I see black leaders like the Reverend Al Sharpton mocked by whites, blacks, Hispanics and every other group in New York City, but I do not see anyone mocking FDR, the man who presided over the creation of segregated ghettos and suburbs in every major American city during the Depression. Real estate agencies, scared silly during the Depression, basically said, “Hey, how about we make a rule lowering property values in integrated neighborhoods. That way, good American whites in neighborhoods with ‘undesirables’ will move to the suburbs and buy our houses. Then we can charge those left behind more for poorer services, because it is not as though they will be welcomed in nicer communities anymore.

“As for blacks, Hispanics and Jews in mainly white neighborhoods, I guess they will just have to watch their backs when their neighbors start fire-bombing them out.” This policy was called red-lining.

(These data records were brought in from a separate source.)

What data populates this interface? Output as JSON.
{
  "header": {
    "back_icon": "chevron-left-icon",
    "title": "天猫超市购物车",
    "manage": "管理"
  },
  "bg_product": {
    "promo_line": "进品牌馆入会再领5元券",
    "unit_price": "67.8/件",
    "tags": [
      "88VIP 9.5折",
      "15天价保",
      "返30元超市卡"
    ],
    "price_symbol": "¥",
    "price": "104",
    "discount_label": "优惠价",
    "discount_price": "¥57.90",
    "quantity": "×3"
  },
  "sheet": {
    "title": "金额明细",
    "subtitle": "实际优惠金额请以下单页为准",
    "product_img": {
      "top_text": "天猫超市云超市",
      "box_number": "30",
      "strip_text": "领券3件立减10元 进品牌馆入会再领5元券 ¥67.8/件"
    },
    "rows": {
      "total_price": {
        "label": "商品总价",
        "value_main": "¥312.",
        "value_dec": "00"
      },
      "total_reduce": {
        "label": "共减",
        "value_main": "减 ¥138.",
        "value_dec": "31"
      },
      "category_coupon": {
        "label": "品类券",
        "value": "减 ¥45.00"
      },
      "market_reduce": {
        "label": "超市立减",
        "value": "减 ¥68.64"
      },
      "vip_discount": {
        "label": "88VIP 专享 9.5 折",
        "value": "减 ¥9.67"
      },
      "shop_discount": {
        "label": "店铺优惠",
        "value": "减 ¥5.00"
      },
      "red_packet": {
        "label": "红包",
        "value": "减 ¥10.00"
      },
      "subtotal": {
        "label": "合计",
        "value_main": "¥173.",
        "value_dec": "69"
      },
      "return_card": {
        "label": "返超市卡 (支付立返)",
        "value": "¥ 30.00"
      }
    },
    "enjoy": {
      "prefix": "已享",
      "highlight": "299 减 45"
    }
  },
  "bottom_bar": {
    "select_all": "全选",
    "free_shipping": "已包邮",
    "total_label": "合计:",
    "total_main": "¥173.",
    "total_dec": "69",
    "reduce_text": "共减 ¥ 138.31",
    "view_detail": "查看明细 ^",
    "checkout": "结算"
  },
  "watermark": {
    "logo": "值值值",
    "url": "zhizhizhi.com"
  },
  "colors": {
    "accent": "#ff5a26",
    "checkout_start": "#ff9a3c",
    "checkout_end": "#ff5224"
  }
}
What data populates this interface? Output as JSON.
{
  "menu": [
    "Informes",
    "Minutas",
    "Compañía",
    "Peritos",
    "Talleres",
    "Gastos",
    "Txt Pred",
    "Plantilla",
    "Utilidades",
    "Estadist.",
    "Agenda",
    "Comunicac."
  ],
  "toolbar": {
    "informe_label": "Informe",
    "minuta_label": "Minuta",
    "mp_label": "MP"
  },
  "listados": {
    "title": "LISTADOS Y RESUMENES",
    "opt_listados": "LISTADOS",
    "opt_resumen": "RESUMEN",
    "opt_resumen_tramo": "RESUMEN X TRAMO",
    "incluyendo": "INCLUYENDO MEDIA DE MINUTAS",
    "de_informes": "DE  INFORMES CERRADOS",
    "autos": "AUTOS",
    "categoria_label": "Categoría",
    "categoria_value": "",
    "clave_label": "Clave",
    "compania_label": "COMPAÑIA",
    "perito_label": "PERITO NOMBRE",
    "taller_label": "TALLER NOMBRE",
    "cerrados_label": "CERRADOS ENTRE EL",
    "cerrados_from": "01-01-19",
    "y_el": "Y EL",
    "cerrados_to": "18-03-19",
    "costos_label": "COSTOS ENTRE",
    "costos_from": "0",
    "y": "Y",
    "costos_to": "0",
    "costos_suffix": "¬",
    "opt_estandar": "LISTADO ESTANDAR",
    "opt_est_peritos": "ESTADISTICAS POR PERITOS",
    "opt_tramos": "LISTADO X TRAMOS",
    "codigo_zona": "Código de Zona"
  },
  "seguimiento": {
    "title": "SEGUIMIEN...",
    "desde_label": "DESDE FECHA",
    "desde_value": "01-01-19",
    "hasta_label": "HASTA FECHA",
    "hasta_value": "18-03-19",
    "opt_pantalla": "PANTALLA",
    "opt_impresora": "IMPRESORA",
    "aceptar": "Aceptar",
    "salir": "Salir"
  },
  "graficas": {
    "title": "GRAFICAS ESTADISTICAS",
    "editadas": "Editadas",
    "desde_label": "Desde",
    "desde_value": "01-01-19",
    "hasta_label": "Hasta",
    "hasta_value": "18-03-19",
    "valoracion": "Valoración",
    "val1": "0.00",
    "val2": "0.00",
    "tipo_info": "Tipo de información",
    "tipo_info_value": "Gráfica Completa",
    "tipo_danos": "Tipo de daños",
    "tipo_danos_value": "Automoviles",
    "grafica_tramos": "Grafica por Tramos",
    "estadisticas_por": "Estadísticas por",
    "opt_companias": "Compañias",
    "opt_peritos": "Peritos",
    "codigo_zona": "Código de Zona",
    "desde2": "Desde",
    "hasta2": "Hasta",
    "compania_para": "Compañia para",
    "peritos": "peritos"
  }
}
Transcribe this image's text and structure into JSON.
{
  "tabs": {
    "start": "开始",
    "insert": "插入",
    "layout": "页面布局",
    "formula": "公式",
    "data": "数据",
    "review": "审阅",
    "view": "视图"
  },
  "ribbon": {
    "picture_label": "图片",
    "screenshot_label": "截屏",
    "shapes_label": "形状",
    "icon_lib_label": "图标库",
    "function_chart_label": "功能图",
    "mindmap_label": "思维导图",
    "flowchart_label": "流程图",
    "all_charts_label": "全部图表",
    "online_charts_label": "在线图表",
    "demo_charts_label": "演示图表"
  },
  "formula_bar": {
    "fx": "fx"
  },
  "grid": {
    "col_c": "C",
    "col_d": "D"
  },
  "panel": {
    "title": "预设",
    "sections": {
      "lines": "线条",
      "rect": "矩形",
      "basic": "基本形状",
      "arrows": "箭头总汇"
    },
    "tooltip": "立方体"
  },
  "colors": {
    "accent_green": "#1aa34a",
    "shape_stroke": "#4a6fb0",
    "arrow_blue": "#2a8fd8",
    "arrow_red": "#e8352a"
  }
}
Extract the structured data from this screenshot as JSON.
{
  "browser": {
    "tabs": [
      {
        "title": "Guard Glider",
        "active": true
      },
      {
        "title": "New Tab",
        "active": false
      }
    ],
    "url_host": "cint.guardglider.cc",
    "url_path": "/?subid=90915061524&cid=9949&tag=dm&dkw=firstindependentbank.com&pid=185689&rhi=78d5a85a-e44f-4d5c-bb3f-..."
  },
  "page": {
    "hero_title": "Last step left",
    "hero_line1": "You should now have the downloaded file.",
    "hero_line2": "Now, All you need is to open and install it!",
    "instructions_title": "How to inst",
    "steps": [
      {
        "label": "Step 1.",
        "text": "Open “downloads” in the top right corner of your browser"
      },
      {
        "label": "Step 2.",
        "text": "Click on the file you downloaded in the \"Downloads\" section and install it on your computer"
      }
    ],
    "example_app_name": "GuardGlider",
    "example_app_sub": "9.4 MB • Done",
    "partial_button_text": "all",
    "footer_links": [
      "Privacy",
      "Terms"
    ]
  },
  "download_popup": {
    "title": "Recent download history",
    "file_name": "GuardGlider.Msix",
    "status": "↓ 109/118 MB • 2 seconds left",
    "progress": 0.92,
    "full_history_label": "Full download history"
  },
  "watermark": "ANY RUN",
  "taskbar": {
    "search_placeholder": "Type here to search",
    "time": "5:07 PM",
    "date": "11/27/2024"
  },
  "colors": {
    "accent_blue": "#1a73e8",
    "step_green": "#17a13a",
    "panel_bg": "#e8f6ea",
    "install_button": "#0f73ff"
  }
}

It happened; look it up. Now I am not sure about the degree of FDR’s complicity, but he let it happen; he allowed the living space of the majority of this country’s people be irreversibly segregated to placate some scared real estate agencies. Why isn’t anyone criticizing him and his legacy, I wonder?

To conclude, I want to address two hot topics that would not be so hot if this nation were not so racist: affirmative action and reparations.

As for affirmative action, let us look first at the legacy; given that we allegedly kicked the nobility out a while ago, why is the school your parents attended a deciding factor in where you go to school? The justifications for affirmative action could fill a report hundreds of thousands of pages long. Again, one has to wonder why blacks are taking all the heat in debates over college admittance policies.

Don’t get me wrong, I am not saying your average white person is responsible for slavery, or even that he should feel guilty (don’t worry, he doesn’t). So, if your average Joe is not responsible for 550 years of oppression, the government surely is. They are spending $250 billion annually on the military right now, so I am pretty sure they could come up with the dough.

So, unless you feel affirmative action is a poor way to help blacks – quite a sensible argument to make – or that, similarly, reparations money would be better spent on other initiatives (another sensible argument) you should not oppose either policy.

The foundations of these policies are sound, and the fact that whites insist that they are not only proves how illusory our progress has been. So, in the spirit of Black History Month, I would encourage everyone to ponder our country’s past and our future, too. I think opinions could start changing very quickly.